Tiga kejadian di Laut Lampia pada 2009, 2012, dan 2014 dan dua terjadi di Desa Lioka pada 2010 dan Agustus kemarin. Terus berulangnya insiden pencemaran laut, sungai, dan badan tanah pertanian milik warga ini menimbulkan keraguan tinggi atas klaim “sustainability” PT Vale.
Tumpahan minyak terbaru PT Vale di Desa Lioka, Kecamatan Towuti, Luwu Timur telah merusak setidaknya 82 hektare sawah, kebun-kebun, empang, dan peternakan milik warga. Tumpahan lebih dari 90 ribu liter MFO mengular sepanjang 10 km melalui Sungai Koromusilu yang merupakan sumber air penting warga hingga ke muara di Danau Towuti.
Dokumentasi Trend Asia menemukan berbagai kebocoran berdampak destruktif pada satwa liar, termasuk ikan dan burung. Dalam keterangan pers PT Vale, yang diperkuat studi awal Disaster Risk Reduction Center (DRRC) Universitas Indonesia, kebocoran pipa disebabkan oleh tekanan eksternal seperti gempa.
Namun olahan Trend Asia terhadap data BMKG mengungkapkan bahwa sejak 11 tahun (2015-2025) terakhir, jalur pipa PT Vale di Luwu Timur termasuk salah satu hotspot aktivitas gempa di Sulsel dengan 404 kali gempa. Pada 2025 saja, tercatat 189 kali gempa dan dalam 8 tahun terakhir, 73 gempa bertumpu di Desa Lioka.
“Apakah data-data gempa dan pergeseran tanah yang sangat mudah diperoleh ini tidak masuk dalam risiko yang diperhitungkan oleh PT Vale puluhan tahun lalu? Kebocoran dan tumpahan minyak yang terus berulang ini memunculkan keraguan tinggi atas klaim keberlanjutan yang selalu jadi kosmetik PT Vale,” kata Novita Indri, Juru Kampanye Energi Trend Asia, dalam sebuah siaran pers, Senin (22/9/2025).

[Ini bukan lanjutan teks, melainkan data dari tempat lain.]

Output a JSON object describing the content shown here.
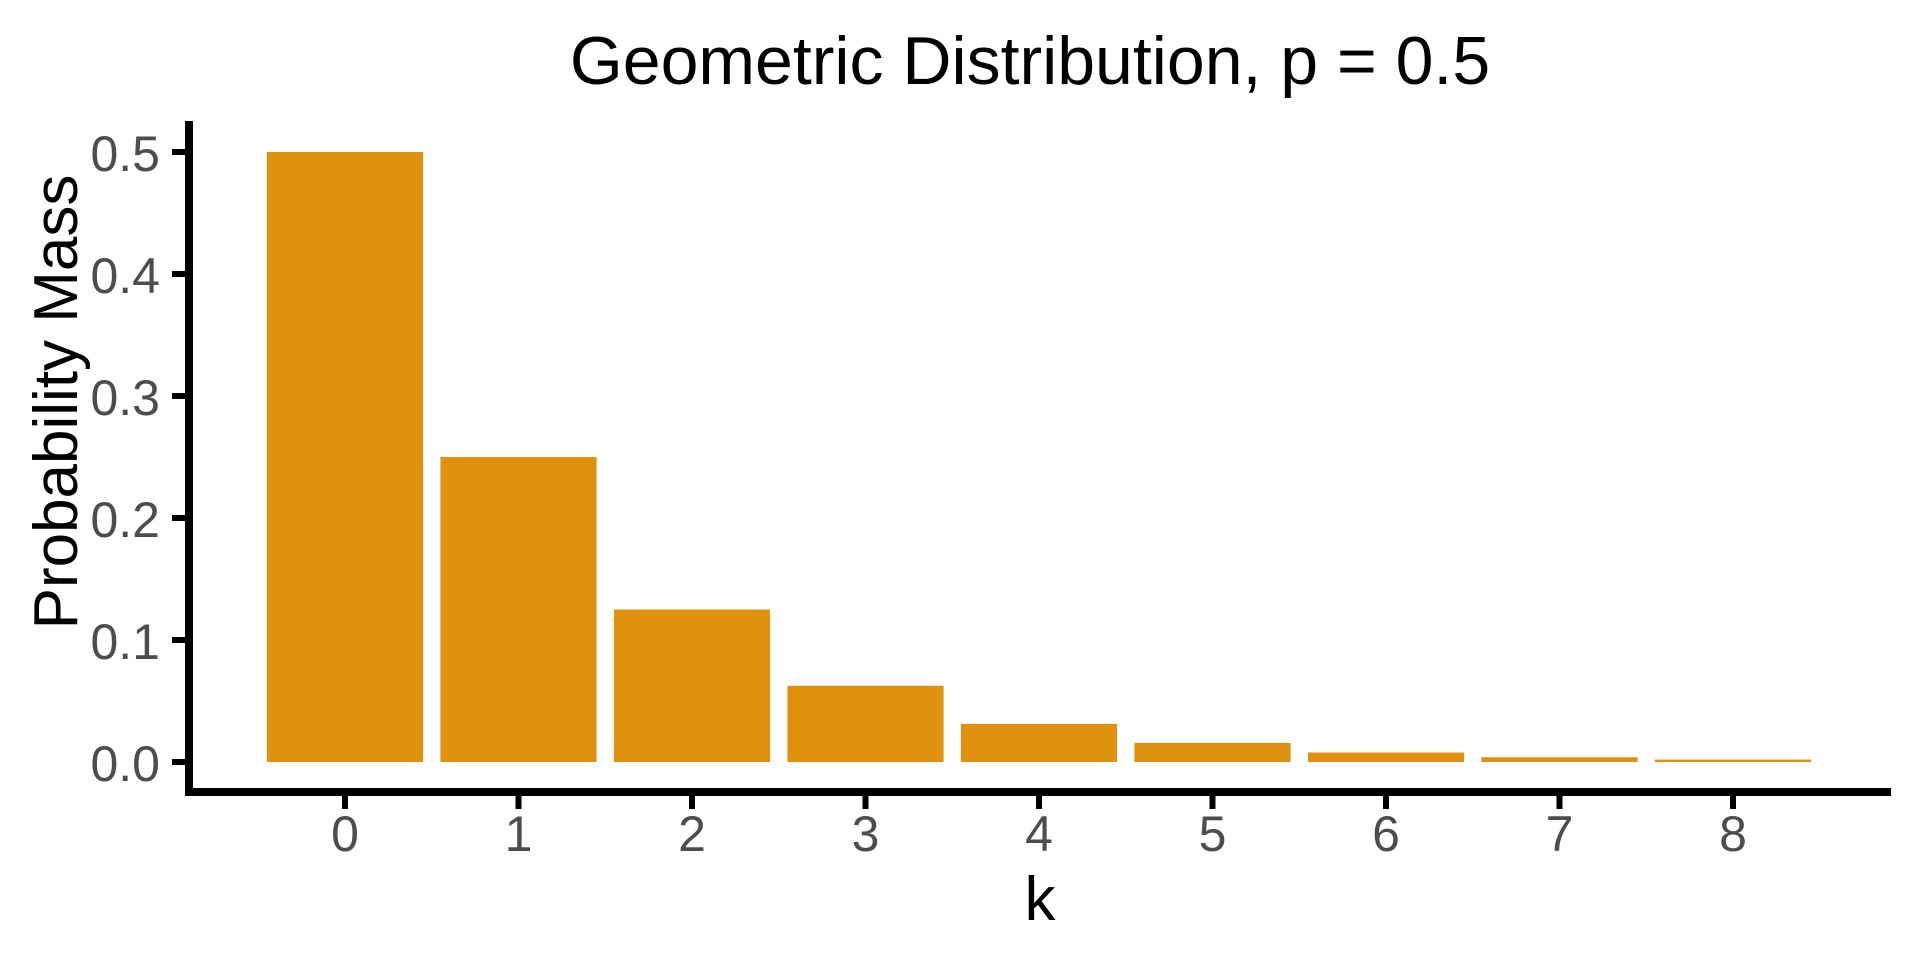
{
  "chart_data": {
    "type": "bar",
    "title": "Geometric Distribution, p = 0.5",
    "xlabel": "k",
    "ylabel": "Probability Mass",
    "categories": [
      0,
      1,
      2,
      3,
      4,
      5,
      6,
      7,
      8
    ],
    "values": [
      0.5,
      0.25,
      0.125,
      0.0625,
      0.03125,
      0.015625,
      0.0078125,
      0.00390625,
      0.001953125
    ],
    "x_tick_labels": [
      "0",
      "1",
      "2",
      "3",
      "4",
      "5",
      "6",
      "7",
      "8"
    ],
    "y_tick_labels": [
      "0.0",
      "0.1",
      "0.2",
      "0.3",
      "0.4",
      "0.5"
    ],
    "y_tick_values": [
      0.0,
      0.1,
      0.2,
      0.3,
      0.4,
      0.5
    ],
    "ylim": [
      0,
      0.5
    ],
    "bar_width_fraction": 0.9,
    "grid": false,
    "legend": false,
    "colors": {
      "bar_fill": "#E0920F",
      "axis_line": "#000000",
      "tick_label": "#4D4D4D",
      "title_text": "#000000",
      "background": "#FFFFFF"
    }
  }
}
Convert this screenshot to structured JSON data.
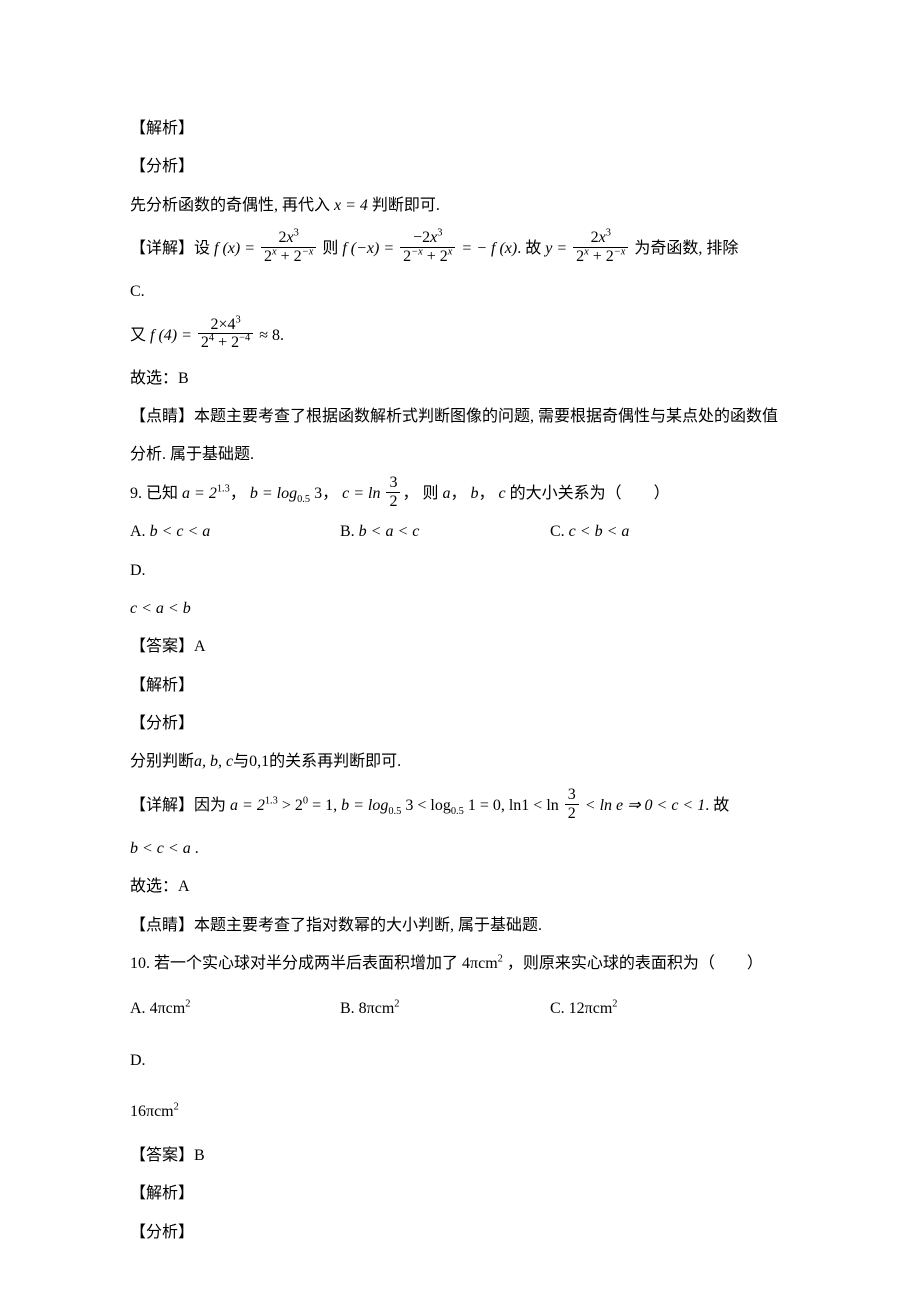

Di laman situs perusahaan, PT Vale juga mengakui adanya kekhawatiran warga tentang seberapa bahayanya dampak cemaran pada sawah, sungai dan empang. Namun perusahaan memilih tidak memberikan jawaban bagaimana bahayanya pencemaran minyak ini.
Pun hingga hari ke-28 pasca-tumpahan minyak, belum ada keterangan dampak cemaran pada biodiversitas di sekitarnya. Padahal Trend Asia menemukan bukti visual dari kematian-kematian satwa di wilayah terdampak pada hari keempat sejak tumpahan terjadi.
Secara global, Vale sendiri punya rekam jejak kecelakaan limbah yang buruk. Di Brazil, minimnya mitigasi telah berujung pada jebolnya tanggul limbah tailing di Bento Rodrigues (2015) dan Brumadinho (2019) yang secara total berujung pada kematian 289 orang dan secara masif mencemari sungai. Pada 2020, investigasi menemukan bahwa Vale memalsukan laporan keamanan dari setidaknya 10 tanggul limbah yang mereka operasikan.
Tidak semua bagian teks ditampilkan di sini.